I've been working on a GPU-based boid simulation recently. I've spent most of my time trying to get the underlying sorting system working, in an attempt to avoid having each boid check every other boid—I'm ideally looking for this algorithm to end up being scalable into the hundreds of thousands of individual particles. However, I'm a bit confused as to how I should try to organize my boids into some kind of spatial tree structure when I don't have access to pointers (I'm working in HLSL).
I elected to try and base my method off of this incredibly helpful article. I already have a relatively quick radix sort functioning properly, but what I'm confused about is how I can actually put the sorted z-order morton keys to use.
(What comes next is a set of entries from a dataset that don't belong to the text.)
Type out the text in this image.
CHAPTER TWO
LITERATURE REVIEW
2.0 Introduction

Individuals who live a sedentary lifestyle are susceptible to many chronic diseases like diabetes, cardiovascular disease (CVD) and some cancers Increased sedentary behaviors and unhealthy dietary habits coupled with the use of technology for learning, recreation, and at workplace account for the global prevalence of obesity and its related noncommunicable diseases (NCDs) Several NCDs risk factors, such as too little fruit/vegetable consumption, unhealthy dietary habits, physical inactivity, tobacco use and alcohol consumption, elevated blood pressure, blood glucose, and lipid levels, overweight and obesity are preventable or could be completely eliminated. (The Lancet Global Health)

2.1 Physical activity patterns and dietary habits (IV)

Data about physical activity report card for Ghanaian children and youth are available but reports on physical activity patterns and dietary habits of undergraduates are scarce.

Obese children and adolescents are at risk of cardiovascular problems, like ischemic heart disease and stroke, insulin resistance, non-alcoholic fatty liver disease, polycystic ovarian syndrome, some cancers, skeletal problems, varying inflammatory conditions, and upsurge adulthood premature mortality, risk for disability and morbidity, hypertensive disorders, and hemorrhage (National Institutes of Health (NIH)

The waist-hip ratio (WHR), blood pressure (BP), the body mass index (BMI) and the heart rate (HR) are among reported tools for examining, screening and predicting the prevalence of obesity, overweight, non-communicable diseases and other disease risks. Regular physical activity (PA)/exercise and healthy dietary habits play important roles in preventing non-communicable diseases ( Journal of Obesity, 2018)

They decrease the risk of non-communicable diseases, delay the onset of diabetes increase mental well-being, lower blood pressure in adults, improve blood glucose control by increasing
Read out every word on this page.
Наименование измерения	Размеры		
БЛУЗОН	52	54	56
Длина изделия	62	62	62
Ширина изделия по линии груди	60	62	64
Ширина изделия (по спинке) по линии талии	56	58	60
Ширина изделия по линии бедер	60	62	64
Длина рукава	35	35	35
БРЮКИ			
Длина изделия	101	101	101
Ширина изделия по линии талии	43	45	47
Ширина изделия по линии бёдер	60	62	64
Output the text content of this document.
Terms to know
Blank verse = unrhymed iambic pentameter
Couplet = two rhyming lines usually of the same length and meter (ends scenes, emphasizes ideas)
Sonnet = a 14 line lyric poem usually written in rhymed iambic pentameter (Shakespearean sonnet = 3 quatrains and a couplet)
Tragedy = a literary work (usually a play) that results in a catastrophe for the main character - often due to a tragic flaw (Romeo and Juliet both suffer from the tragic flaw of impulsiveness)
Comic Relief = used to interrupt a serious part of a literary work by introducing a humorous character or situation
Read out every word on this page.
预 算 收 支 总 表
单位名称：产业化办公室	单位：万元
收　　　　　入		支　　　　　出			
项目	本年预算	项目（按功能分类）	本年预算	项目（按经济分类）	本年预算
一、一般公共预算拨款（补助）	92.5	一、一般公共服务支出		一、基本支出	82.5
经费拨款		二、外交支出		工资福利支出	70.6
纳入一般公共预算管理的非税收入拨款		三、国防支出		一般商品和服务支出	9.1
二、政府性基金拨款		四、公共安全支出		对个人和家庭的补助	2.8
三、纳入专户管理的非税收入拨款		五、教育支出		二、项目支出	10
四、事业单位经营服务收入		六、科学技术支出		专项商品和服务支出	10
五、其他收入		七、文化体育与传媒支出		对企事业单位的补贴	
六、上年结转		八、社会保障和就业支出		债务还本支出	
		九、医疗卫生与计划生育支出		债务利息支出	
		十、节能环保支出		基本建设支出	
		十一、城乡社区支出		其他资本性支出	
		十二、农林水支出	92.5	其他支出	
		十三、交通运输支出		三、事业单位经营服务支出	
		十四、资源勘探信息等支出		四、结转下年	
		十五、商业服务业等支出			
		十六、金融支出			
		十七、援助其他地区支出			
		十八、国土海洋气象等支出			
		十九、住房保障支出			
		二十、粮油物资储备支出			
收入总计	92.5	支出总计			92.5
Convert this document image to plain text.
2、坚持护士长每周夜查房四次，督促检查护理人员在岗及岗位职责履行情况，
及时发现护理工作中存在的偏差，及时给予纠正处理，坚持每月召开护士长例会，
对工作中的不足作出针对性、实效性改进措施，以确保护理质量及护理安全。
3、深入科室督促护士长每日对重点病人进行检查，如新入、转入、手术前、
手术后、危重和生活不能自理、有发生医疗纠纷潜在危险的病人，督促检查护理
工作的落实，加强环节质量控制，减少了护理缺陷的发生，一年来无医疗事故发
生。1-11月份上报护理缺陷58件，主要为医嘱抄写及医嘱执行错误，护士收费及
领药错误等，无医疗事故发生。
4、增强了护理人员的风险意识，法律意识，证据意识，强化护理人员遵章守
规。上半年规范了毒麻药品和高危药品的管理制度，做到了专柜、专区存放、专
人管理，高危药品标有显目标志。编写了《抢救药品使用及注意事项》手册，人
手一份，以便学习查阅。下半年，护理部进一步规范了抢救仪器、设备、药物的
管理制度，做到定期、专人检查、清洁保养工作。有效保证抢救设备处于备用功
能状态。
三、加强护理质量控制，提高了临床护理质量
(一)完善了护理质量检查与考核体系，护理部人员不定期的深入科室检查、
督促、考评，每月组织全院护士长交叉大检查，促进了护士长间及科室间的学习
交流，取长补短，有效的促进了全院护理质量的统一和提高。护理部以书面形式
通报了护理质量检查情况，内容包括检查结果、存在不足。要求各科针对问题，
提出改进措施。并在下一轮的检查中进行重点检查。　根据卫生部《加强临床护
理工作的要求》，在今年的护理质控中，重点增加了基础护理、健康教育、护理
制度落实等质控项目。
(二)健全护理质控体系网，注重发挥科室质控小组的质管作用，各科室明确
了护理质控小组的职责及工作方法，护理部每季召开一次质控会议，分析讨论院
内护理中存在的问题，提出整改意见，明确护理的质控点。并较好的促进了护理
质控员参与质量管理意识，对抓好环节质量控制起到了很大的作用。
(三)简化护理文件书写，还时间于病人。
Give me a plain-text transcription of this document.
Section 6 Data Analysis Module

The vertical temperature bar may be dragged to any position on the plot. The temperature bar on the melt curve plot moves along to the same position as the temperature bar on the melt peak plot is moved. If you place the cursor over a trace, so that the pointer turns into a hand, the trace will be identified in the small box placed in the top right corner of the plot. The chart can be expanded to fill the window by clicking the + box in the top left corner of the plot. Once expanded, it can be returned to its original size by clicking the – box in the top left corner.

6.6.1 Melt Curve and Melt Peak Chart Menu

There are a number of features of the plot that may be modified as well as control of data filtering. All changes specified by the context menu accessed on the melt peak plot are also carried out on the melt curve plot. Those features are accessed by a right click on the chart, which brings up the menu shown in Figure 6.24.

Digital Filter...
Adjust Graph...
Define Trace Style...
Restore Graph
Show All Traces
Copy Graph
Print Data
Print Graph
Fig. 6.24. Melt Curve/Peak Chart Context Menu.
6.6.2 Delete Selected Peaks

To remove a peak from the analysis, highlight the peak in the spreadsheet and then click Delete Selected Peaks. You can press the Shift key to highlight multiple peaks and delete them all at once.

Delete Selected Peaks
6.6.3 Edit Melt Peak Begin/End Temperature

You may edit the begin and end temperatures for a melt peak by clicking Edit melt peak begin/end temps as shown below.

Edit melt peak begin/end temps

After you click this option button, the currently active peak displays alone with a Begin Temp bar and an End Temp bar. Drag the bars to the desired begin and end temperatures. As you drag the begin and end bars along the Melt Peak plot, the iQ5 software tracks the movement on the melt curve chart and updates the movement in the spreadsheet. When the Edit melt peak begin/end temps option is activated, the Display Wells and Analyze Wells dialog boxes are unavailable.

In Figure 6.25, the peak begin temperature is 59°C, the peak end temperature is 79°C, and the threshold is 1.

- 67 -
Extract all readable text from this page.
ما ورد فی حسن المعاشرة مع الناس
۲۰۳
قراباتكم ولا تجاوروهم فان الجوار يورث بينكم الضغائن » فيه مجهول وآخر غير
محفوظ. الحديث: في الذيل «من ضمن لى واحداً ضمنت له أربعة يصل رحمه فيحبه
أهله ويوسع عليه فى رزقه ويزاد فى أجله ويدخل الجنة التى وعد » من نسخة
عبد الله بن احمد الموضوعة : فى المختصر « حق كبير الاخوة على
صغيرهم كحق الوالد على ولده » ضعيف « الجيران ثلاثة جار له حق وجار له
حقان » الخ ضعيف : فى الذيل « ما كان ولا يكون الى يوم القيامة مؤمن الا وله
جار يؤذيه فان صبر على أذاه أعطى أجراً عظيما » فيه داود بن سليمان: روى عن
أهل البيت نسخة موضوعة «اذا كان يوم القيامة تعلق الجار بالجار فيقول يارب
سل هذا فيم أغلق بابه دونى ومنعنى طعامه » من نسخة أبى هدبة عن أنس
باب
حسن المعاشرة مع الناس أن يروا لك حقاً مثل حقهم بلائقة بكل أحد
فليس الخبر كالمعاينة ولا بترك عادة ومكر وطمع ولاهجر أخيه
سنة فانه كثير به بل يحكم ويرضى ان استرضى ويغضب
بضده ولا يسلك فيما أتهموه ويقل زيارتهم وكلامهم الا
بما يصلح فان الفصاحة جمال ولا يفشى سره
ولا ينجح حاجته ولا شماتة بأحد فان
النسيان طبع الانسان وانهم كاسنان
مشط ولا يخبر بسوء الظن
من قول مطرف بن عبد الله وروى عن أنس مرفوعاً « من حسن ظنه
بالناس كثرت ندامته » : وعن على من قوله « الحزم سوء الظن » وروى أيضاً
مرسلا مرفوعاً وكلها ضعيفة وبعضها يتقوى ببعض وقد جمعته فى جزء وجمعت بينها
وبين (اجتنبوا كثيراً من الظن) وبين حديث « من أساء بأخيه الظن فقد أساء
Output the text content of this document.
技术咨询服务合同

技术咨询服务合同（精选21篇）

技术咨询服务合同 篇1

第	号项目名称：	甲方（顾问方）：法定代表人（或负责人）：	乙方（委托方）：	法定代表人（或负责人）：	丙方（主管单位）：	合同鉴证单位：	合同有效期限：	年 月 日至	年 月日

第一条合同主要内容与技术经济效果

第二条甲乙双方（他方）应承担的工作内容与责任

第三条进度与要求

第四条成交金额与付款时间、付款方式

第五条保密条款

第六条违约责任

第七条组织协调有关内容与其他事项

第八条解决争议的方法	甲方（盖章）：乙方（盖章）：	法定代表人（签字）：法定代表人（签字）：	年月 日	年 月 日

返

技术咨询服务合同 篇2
I naïvely assumed that, once sorted, all sequential boids would be sorted by distance, but this assumption breaks down whenever the boids are near the edge of two "sections" in the z-order curve, which causes some bizarre behavior that I've pictured below:
It seems clear that I also need to construct some kind of BVH (Bounding Volume Hierarchy) data structure so I can predictably access boids within a set distance, instead of just iterating over nearby sorted boids, but I'm stuck on how to achieve this in a language like HLSL that doesn't include pointers. I've read this article a few times, but I'm not sure if it's well-suited to what I'm trying to do. Should I create nodes that store buffer indices instead of pointers? Or is there a simpler way that I could go about this?
I'd deeply appreciate any advice on how to move forward, thank you!